Consequences of DM/antiDM Oscillations for Asymmetric WIMP Dark Matter
Marco Cirelli, Paolo Panci, Geraldine Servant, Gabrijela Zaharijas
TL;DR
This paper investigates how oscillations between dark matter (DM) and anti-DM, enabled by a Δ(DM)=2 mass term, impact the relic abundance in asymmetric DM scenarios. Using a density-matrix formalism that incorporating annihilations and elastic scatterings, the authors show that DM–antiDM oscillations can repopulate antiparticles, reactivate annihilations, and drive the final abundance in a way that decouples the relic density from a strict initial asymmetry. The main result is that EW-scale DM masses and larger annihilation cross sections can still yield the observed Ω_DM h^2 when δm is in the meV–eV range, significantly broadening viable parameter space. Cosmological and astrophysical constraints, particularly from the CMB and gamma-ray observations, are then analyzed to delineate the allowed regions, highlighting the interplay between early-universe dynamics and present-day indirect searches. The work provides a framework for exploring more general DM sectors where coherence and collisions dynamically shape the DM abundance.
Abstract
Assuming the existence of a primordial asymmetry in the dark sector, a scenario usually dubbed Asymmetric Dark Matter (aDM), we study the effect of oscillations between dark matter and its antiparticle on the re-equilibration of the initial asymmetry before freeze-out, which enable efficient annihilations to recouple.

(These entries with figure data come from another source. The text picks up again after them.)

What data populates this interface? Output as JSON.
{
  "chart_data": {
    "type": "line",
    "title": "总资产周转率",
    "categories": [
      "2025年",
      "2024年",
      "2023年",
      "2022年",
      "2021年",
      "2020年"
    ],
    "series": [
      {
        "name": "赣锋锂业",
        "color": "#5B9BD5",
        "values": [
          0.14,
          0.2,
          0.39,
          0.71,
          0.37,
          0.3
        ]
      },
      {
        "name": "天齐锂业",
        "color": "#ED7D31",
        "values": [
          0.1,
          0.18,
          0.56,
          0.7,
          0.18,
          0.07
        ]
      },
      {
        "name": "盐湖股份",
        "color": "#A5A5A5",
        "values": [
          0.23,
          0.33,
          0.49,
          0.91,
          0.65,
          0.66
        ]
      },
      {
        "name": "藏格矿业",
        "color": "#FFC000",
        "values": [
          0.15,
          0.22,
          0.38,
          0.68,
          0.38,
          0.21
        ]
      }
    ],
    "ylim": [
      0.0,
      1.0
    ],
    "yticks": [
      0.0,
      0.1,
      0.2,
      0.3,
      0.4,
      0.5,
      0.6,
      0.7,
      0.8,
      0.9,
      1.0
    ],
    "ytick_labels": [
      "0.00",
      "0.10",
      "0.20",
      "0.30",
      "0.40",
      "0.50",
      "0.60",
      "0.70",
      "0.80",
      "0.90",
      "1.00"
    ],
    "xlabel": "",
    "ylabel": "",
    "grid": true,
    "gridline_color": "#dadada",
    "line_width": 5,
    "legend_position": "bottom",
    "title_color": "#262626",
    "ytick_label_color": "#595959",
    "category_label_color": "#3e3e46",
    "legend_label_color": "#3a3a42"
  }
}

We calculate the evolution of the DM relic abundance and show how oscillations re-open the parameter space of aDM models, in particular in the direction of allowing large (WIMP-scale) DM masses. A typical wimp with a mass at the EW scale (\sim 100 GeV - 1 TeV) presenting a primordial asymmetry of the same order as the baryon asymmetry naturally gets the correct relic abundance if the DM-number-violating Delta(DM) = 2 mass term is in the \sim meV range. The re-establishment of annihilations implies that constraints from the accumulation of aDM in astrophysical bodies are evaded. On the other hand, the ordinary bounds from BBN, CMB and indirect detection signals on annihilating DM have to be considered.